OK, I admit it. Until recently, I had only ridden the portion of Ark. 27 from Marshall to Tilly, on Ark. 16. That stretch is VERY nice, but the technically challenging section from Tilly on down to Dover pushes this route way into my Top List of Ozark Roads. Switchbacks, hairpens, and just plain sharp curves makes this one of my "gotta do" roads. It, like 21, 23, and 7, runs up and over the high ridge of the Oarks and is forced in some stretches to make those severe turns. And it, like several of my favorite roads, doesn't rate "scenic dots" from the Arkansas Highway Department.

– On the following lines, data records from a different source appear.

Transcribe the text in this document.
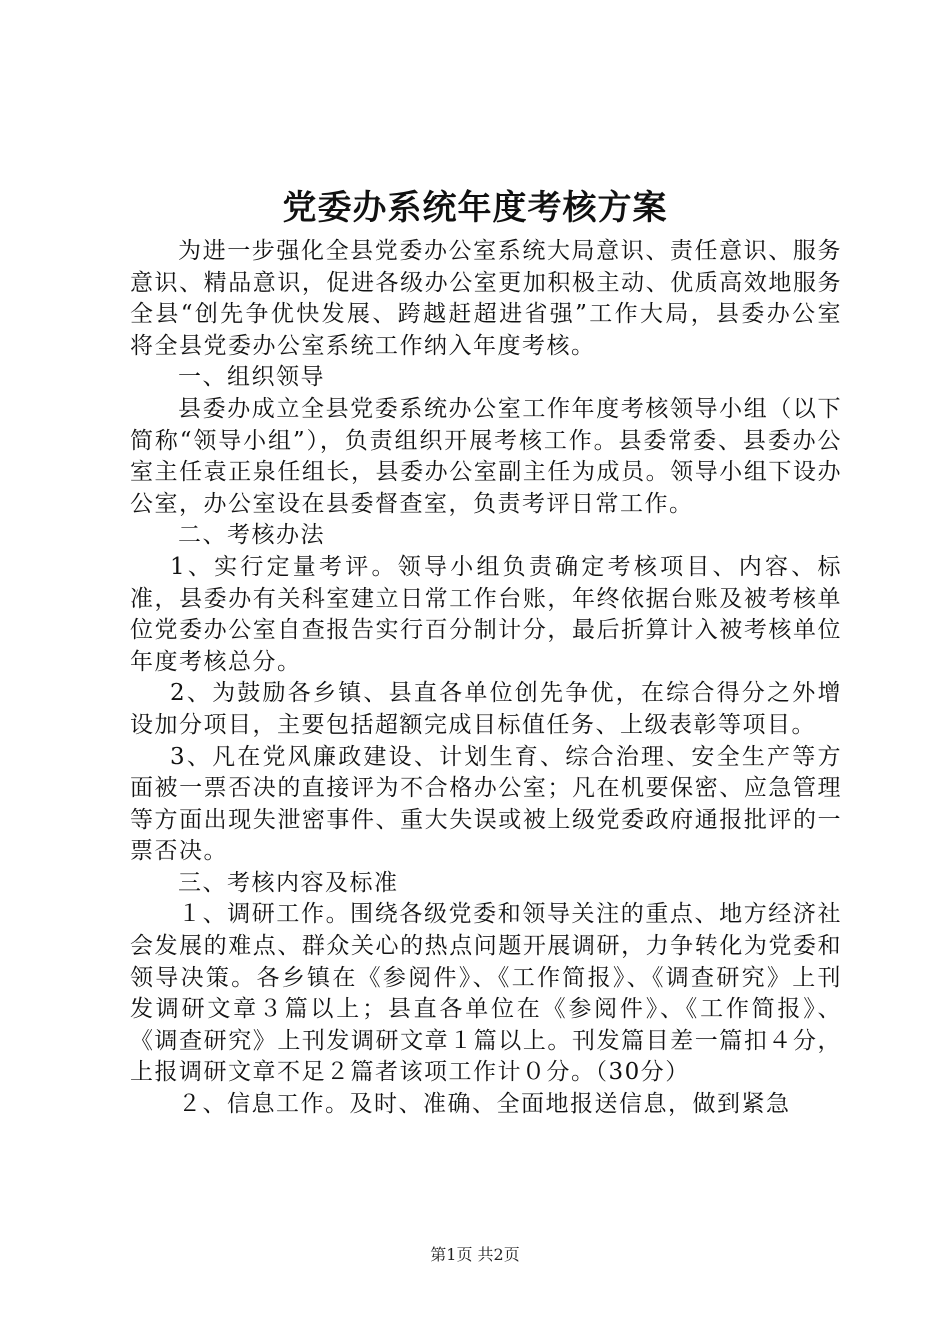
党委办系统年度考核方案

为进一步强化全县党委办公室系统大局意识、责任意识、服务意识、精品意识，促进各级办公室更加积极主动、优质高效地服务全县“创先争优快发展、跨越赶超进省强”工作大局，县委办公室将全县党委办公室系统工作纳入年度考核。

一、组织领导

县委办成立全县党委系统办公室工作年度考核领导小组（以下简称“领导小组”），负责组织开展考核工作。县委常委、县委办公室主任袁正泉任组长，县委办公室副主任为成员。领导小组下设办公室，办公室设在县委督查室，负责考评日常工作。

二、考核办法

1、实行定量考评。领导小组负责确定考核项目、内容、标准，县委办有关科室建立日常工作台账，年终依据台账及被考核单位党委办公室自查报告实行百分制计分，最后折算计入被考核单位年度考核总分。

2、为鼓励各乡镇、县直各单位创先争优，在综合得分之外增设加分项目，主要包括超额完成目标值任务、上级表彰等项目。

3、凡在党风廉政建设、计划生育、综合治理、安全生产等方面被一票否决的直接评为不合格办公室；凡在机要保密、应急管理等方面出现失泄密事件、重大失误或被上级党委政府通报批评的一票否决。

三、考核内容及标准

１、调研工作。围绕各级党委和领导关注的重点、地方经济社会发展的难点、群众关心的热点问题开展调研，力争转化为党委和领导决策。各乡镇在《参阅件》、《工作简报》、《调查研究》上刊发调研文章３篇以上；县直各单位在《参阅件》、《工作简报》、《调查研究》上刊发调研文章１篇以上。刊发篇目差一篇扣４分，上报调研文章不足２篇者该项工作计０分。（30分）

２、信息工作。及时、准确、全面地报送信息，做到紧急

第1页 共2页
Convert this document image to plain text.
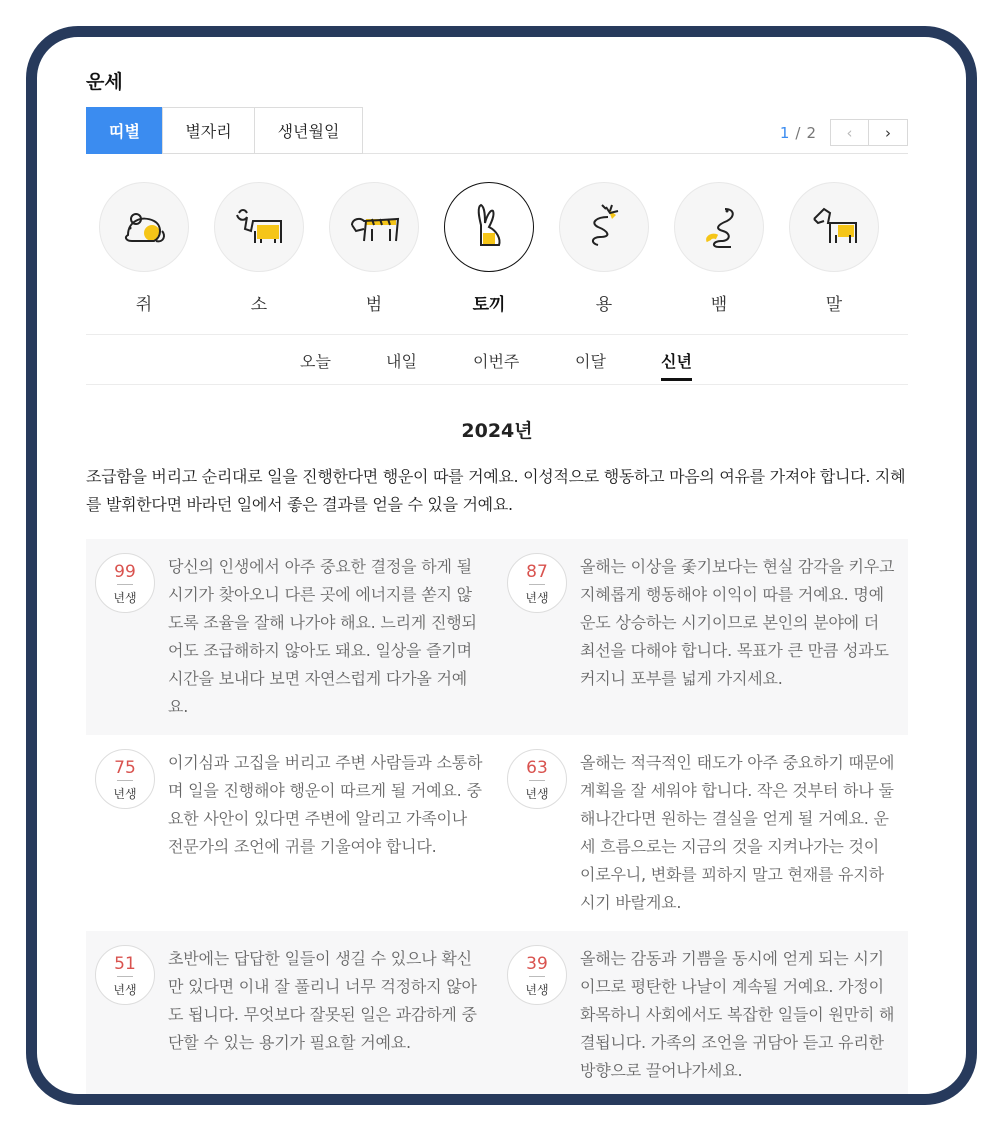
운세
띠별	별자리	생년월일	1 / 2 ‹ ›
쥐	소	범	토끼	용	뱀	말
오늘	내일	이번주	이달	신년
2024년
조급함을 버리고 순리대로 일을 진행한다면 행운이 따를 거예요. 이성적으로 행동하고 마음의 여유를 가져야 합니다. 지혜를 발휘한다면 바라던 일에서 좋은 결과를 얻을 수 있을 거예요.
99
년생
당신의 인생에서 아주 중요한 결정을 하게 될 시기가 찾아오니 다른 곳에 에너지를 쏟지 않도록 조율을 잘해 나가야 해요. 느리게 진행되어도 조급해하지 않아도 돼요. 일상을 즐기며 시간을 보내다 보면 자연스럽게 다가올 거예요.
87
년생
올해는 이상을 좇기보다는 현실 감각을 키우고 지혜롭게 행동해야 이익이 따를 거예요. 명예운도 상승하는 시기이므로 본인의 분야에 더 최선을 다해야 합니다. 목표가 큰 만큼 성과도 커지니 포부를 넓게 가지세요.
75
년생
이기심과 고집을 버리고 주변 사람들과 소통하며 일을 진행해야 행운이 따르게 될 거예요. 중요한 사안이 있다면 주변에 알리고 가족이나 전문가의 조언에 귀를 기울여야 합니다.
63
년생
올해는 적극적인 태도가 아주 중요하기 때문에 계획을 잘 세워야 합니다. 작은 것부터 하나 둘 해나간다면 원하는 결실을 얻게 될 거예요. 운세 흐름으로는 지금의 것을 지켜나가는 것이 이로우니, 변화를 꾀하지 말고 현재를 유지하시기 바랄게요.
51
년생
초반에는 답답한 일들이 생길 수 있으나 확신만 있다면 이내 잘 풀리니 너무 걱정하지 않아도 됩니다. 무엇보다 잘못된 일은 과감하게 중단할 수 있는 용기가 필요할 거예요.
39
년생
올해는 감동과 기쁨을 동시에 얻게 되는 시기이므로 평탄한 나날이 계속될 거예요. 가정이 화목하니 사회에서도 복잡한 일들이 원만히 해결됩니다. 가족의 조언을 귀담아 듣고 유리한 방향으로 끌어나가세요.
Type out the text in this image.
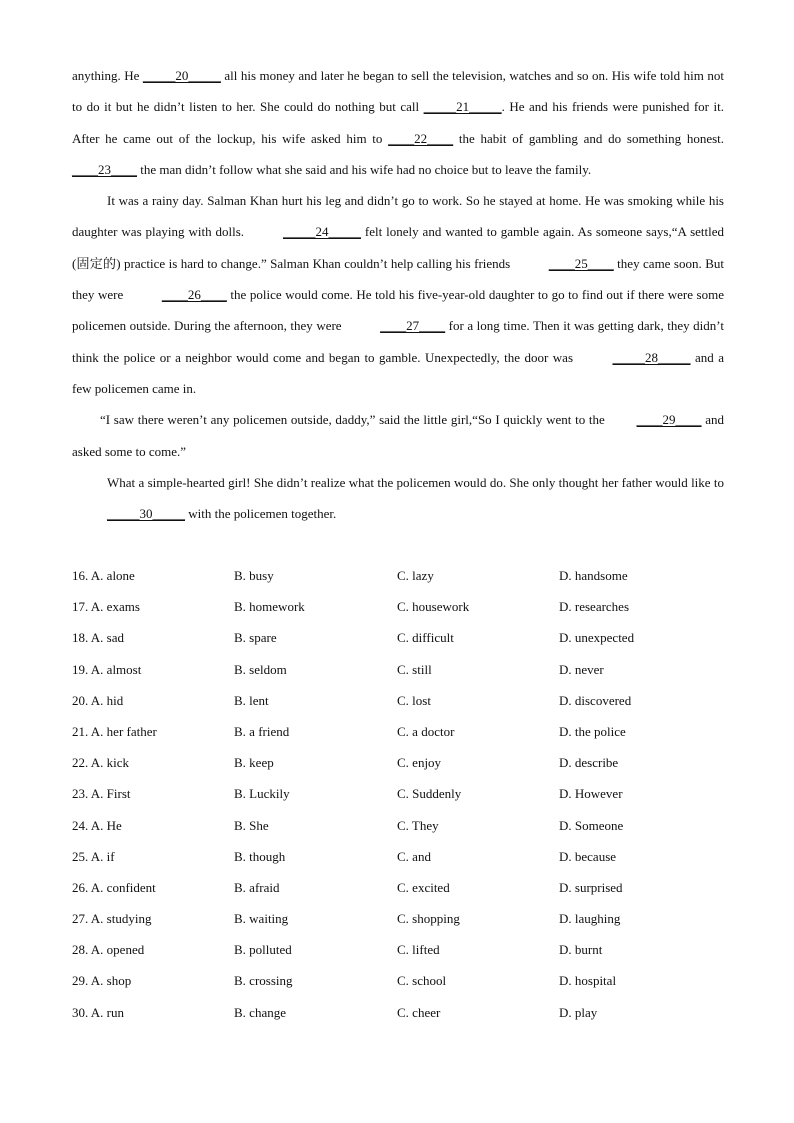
anything. He _____20_____ all his money and later he began to sell the television, watches and so on. His wife told him not to do it but he didn’t listen to her. She could do nothing but call _____21_____. He and his friends were punished for it. After he came out of the lockup, his wife asked him to ____22____ the habit of gambling and do something honest. ____23____ the man didn’t follow what she said and his wife had no choice but to leave the family.

It was a rainy day. Salman Khan hurt his leg and didn’t go to work. So he stayed at home. He was smoking while his daughter was playing with dolls.	_____24_____ felt lonely and wanted to gamble again. As someone says,“A settled (固定的) practice is hard to change.” Salman Khan couldn’t help calling his friends	____25____ they came soon. But they were	____26____ the police would come. He told his five-year-old daughter to go to find out if there were some policemen outside. During the afternoon, they were	____27____ for a long time. Then it was getting dark, they didn’t think the police or a neighbor would come and began to gamble. Unexpectedly, the door was	_____28_____ and a few policemen came in.

“I saw there weren’t any policemen outside, daddy,” said the little girl,“So I quickly went to the ____29____ and asked some to come.”

What a simple-hearted girl! She didn’t realize what the policemen would do. She only thought her father would like to _____30_____ with the policemen together.

16. A. alone	B. busy	C. lazy	D. handsome
17. A. exams	B. homework	C. housework	D. researches
18. A. sad	B. spare	C. difficult	D. unexpected
19. A. almost	B. seldom	C. still	D. never
20. A. hid	B. lent	C. lost	D. discovered
21. A. her father	B. a friend	C. a doctor	D. the police
22. A. kick	B. keep	C. enjoy	D. describe
23. A. First	B. Luckily	C. Suddenly	D. However
24. A. He	B. She	C. They	D. Someone
25. A. if	B. though	C. and	D. because
26. A. confident	B. afraid	C. excited	D. surprised
27. A. studying	B. waiting	C. shopping	D. laughing
28. A. opened	B. polluted	C. lifted	D. burnt
29. A. shop	B. crossing	C. school	D. hospital
30. A. run	B. change	C. cheer	D. play
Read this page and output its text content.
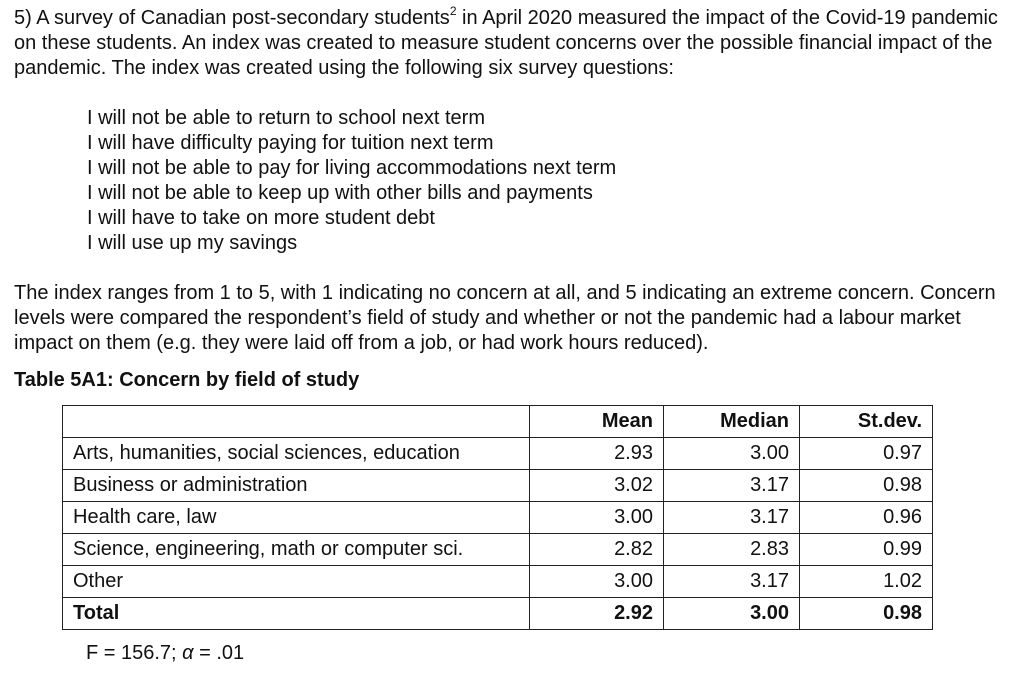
5) A survey of Canadian post-secondary students$^2$ in April 2020 measured the impact of the Covid-19 pandemic on these students. An index was created to measure student concerns over the possible financial impact of the pandemic. The index was created using the following six survey questions:

I will not be able to return to school next term
I will have difficulty paying for tuition next term
I will not be able to pay for living accommodations next term
I will not be able to keep up with other bills and payments
I will have to take on more student debt
I will use up my savings

The index ranges from 1 to 5, with 1 indicating no concern at all, and 5 indicating an extreme concern. Concern levels were compared the respondent’s field of study and whether or not the pandemic had a labour market impact on them (e.g. they were laid off from a job, or had work hours reduced).

Table 5A1: Concern by field of study
	Mean	Median	St.dev.
Arts, humanities, social sciences, education	2.93	3.00	0.97
Business or administration	3.02	3.17	0.98
Health care, law	3.00	3.17	0.96
Science, engineering, math or computer sci.	2.82	2.83	0.99
Other	3.00	3.17	1.02
Total	2.92	3.00	0.98
F = 156.7; α = .01
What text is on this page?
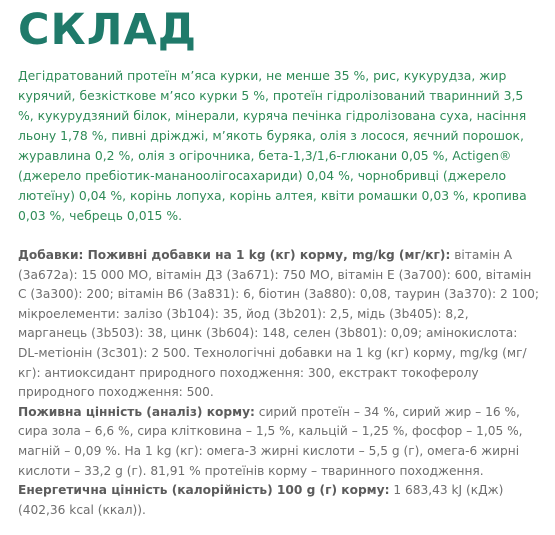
СКЛАД

Дегідратований протеїн м’яса курки, не менше 35 %, рис, кукурудза, жир курячий, безкісткове м’ясо курки 5 %, протеїн гідролізований тваринний 3,5 %, кукурудзяний білок, мінерали, куряча печінка гідролізована суха, насіння льону 1,78 %, пивні дріжджі, м’якоть буряка, олія з лосося, яєчний порошок, журавлина 0,2 %, олія з огірочника, бета-1,3/1,6-глюкани 0,05 %, Actigen® (джерело пребіотик-мананоолігосахариди) 0,04 %, чорнобривці (джерело лютеїну) 0,04 %, корінь лопуха, корінь алтея, квіти ромашки 0,03 %, кропива 0,03 %, чебрець 0,015 %.

Добавки: Поживні добавки на 1 kg (кг) корму, mg/kg (мг/кг): вітамін A (3a672a): 15 000 МО, вітамін Д3 (3a671): 750 МО, вітамін E (3a700): 600, вітамін C (3a300): 200; вітамін B6 (3a831): 6, біотин (3a880): 0,08, таурин (3a370): 2 100; мікроелементи: залізо (3b104): 35, йод (3b201): 2,5, мідь (3b405): 8,2, марганець (3b503): 38, цинк (3b604): 148, селен (3b801): 0,09; амінокислота: DL-метіонін (3c301): 2 500. Технологічні добавки на 1 kg (кг) корму, mg/kg (мг/кг): антиоксидант природного походження: 300, екстракт токоферолу природного походження: 500.

Поживна цінність (аналіз) корму: сирий протеїн – 34 %, сирий жир – 16 %, сира зола – 6,6 %, сира клітковина – 1,5 %, кальцій – 1,25 %, фосфор – 1,05 %, магній – 0,09 %. На 1 kg (кг): омега-3 жирні кислоти – 5,5 g (г), омега-6 жирні кислоти – 33,2 g (г). 81,91 % протеїнів корму – тваринного походження.

Енергетична цінність (калорійність) 100 g (г) корму: 1 683,43 kJ (кДж) (402,36 kcal (ккал)).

Mount Magazine & Mount Nebo

These two mountain tops, Magazine and Nebo, are not usually associated with the Ozarks because the Arkansas River slices off the bottom sliver of the Ozarks and they, along with Petit Jean Mountain, stand isolated, between the Petit Jean River Valley and the state's name-sake river. But they do belong to the Ozarks. The approaches to all three, but especially Magazine and Nebo, are spectacular in not only the view from the top but the technical difficulty of the roads up. Ark. 309 runs from Havana to Paris - bet you didn't know you could get there by highway, did you? (LOL in test message lingo). MOUNT MAGAZNE The approach from Paris, to the north, is excellent, but the approach from Havana, 10 miles to the south of the peak, Magazine, makes me want to say "What Dragon?" It's 10 mile hairpen run up is not only every bit as technically difficult as that eastern wonder of nature - the Dragon - but assends over 2400 feet elevation. This road is not for the faint of heart or the brand new rider (without taking extreme care). MOUNT NEBO San Francisco has it's Lombard Street... the Smokies has the Dragon. But Ark. 155 to Mount Nebo packs as much or more into its 2 1/2 mile run up to the state park as either of the other two. And like the other southern Ozarks peaks, has a drop-dead gorgeous view. Remember; as many cars are usually coming down as are going up. USE CAUTION.